Si chiude un anno da primato per il porto di Trieste. Nonostante la pandemia e il conflitto ucraino che ha amplificato la crisi energetica, rallentando gli scambi globali, il sistema portuale dell’Adriatico Orientale ha raggiunto nel 2022 risultati mai registrati prima, con 57.591.733 tonnellate di merci movimentate nel 2022 (+4% sul 2021). Per quanto riguarda i container, lo scalo triestino ha visto una crescita a doppia cifra (+15,9% sul 2021 e +11% sul 2019) con 877.795 teu movimentati: si tratta del miglior risultato in assoluto.
Un importante segnale di vitalità è arrivato anche nel comparto ro-ro, dove l’anno scorso da Trieste sono transitati 320.327 rotabili, segnando una crescita del 4,7% rispetto all’anno precedente grazie a 862 toccate di traghetti (contro le 763 del 2021).
Incoraggiante anche le performance sul versante del traffico intermodale ferroviario, con 9.536 treni operativi (+2,5%) ed una crescita che è stata trainata in particolare da Molo VII, Piattaforma Logistica e Siderurgica Triestina.

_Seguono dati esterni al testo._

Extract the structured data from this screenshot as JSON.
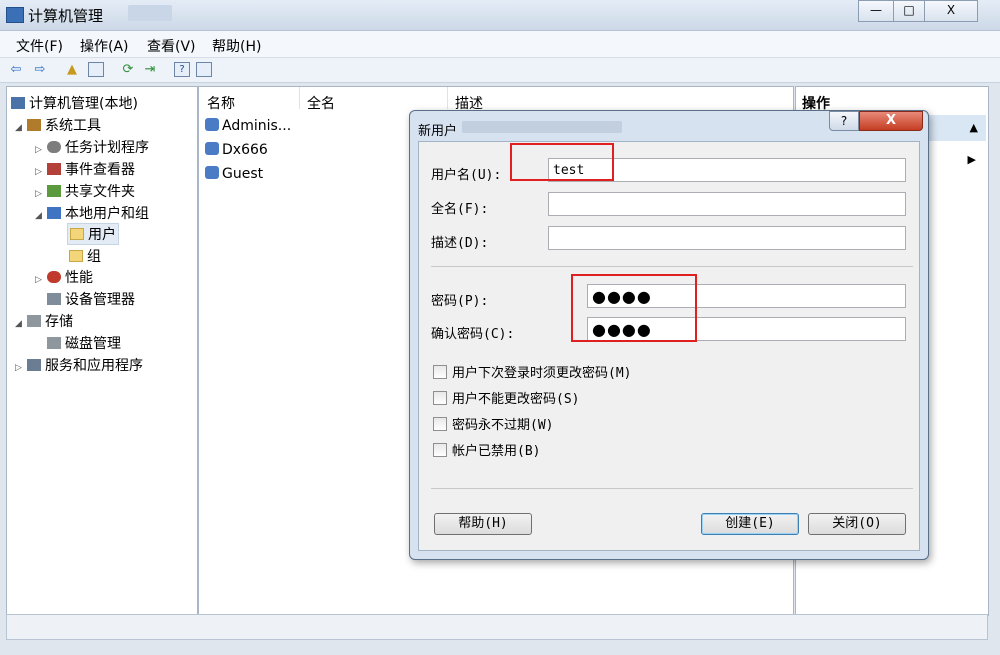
{
  "window": {
    "title": "计算机管理",
    "min": "—",
    "max": "□",
    "close": "X"
  },
  "menu": [
    "文件(F)",
    "操作(A)",
    "查看(V)",
    "帮助(H)"
  ],
  "tree": {
    "root": "计算机管理(本地)",
    "system_tools": "系统工具",
    "task_scheduler": "任务计划程序",
    "event_viewer": "事件查看器",
    "shared_folders": "共享文件夹",
    "local_users_groups": "本地用户和组",
    "users": "用户",
    "groups": "组",
    "performance": "性能",
    "device_manager": "设备管理器",
    "storage": "存储",
    "disk_management": "磁盘管理",
    "services_apps": "服务和应用程序"
  },
  "list": {
    "columns": [
      "名称",
      "全名",
      "描述"
    ],
    "rows": [
      "Adminis...",
      "Dx666",
      "Guest"
    ]
  },
  "actions": {
    "header": "操作"
  },
  "dialog": {
    "title": "新用户",
    "help_glyph": "?",
    "close_glyph": "X",
    "username_label": "用户名(U):",
    "username_value": "test",
    "fullname_label": "全名(F):",
    "fullname_value": "",
    "description_label": "描述(D):",
    "description_value": "",
    "password_label": "密码(P):",
    "password_value": "●●●●",
    "confirm_label": "确认密码(C):",
    "confirm_value": "●●●●",
    "checkboxes": [
      {
        "label": "用户下次登录时须更改密码(M)",
        "checked": false
      },
      {
        "label": "用户不能更改密码(S)",
        "checked": false
      },
      {
        "label": "密码永不过期(W)",
        "checked": false
      },
      {
        "label": "帐户已禁用(B)",
        "checked": false
      }
    ],
    "help_button": "帮助(H)",
    "create_button": "创建(E)",
    "close_button": "关闭(O)"
  }
}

Zeno d’Agostino, presidente dell’Autorità di Sistema Portuale del mare Adriatico Orientale, ha sottolineato come la pandemia e la guerra in Ucraina non hanno affatto fermato la crescita del porto: «Non abbiamo perso traffico, anzi abbiamo realizzato alcuni record, perché abbiamo continuato a investire. Oggi siamo un porto che dipende sempre meno dal petrolio, avendo saputo progressivamente diversificare l’offerta negli ultimi anni. Dal 2015 ad oggi siamo cresciuti soprattutto perché siamo molto più di un sistema portuale tradizionalmente inteso, ma un network che comprende la logistica con gli interporti e la ferrovia, una piattaforma industriale dotata di punti franchi, un hub energetico e per le connessioni digitali»
I risultati del 2022 però non devono far abbassare la guardia. «Dalla Cina – ha sottolineato d’Agostino – arrivano notizie preoccupanti e i porti di tutti il mondo si aspettano un rallentamento del trend attuale. Per questo stiamo elaborando un piano di nuovi investimenti per 1 miliardo di valore, quasi la metà da fondi PNRR e il resto grazie ad investimenti privati. Un programma all’insegna della sostenibilità e della transizione energetica, cardini sui cui andrebbe misurata la performance dei porti di domani».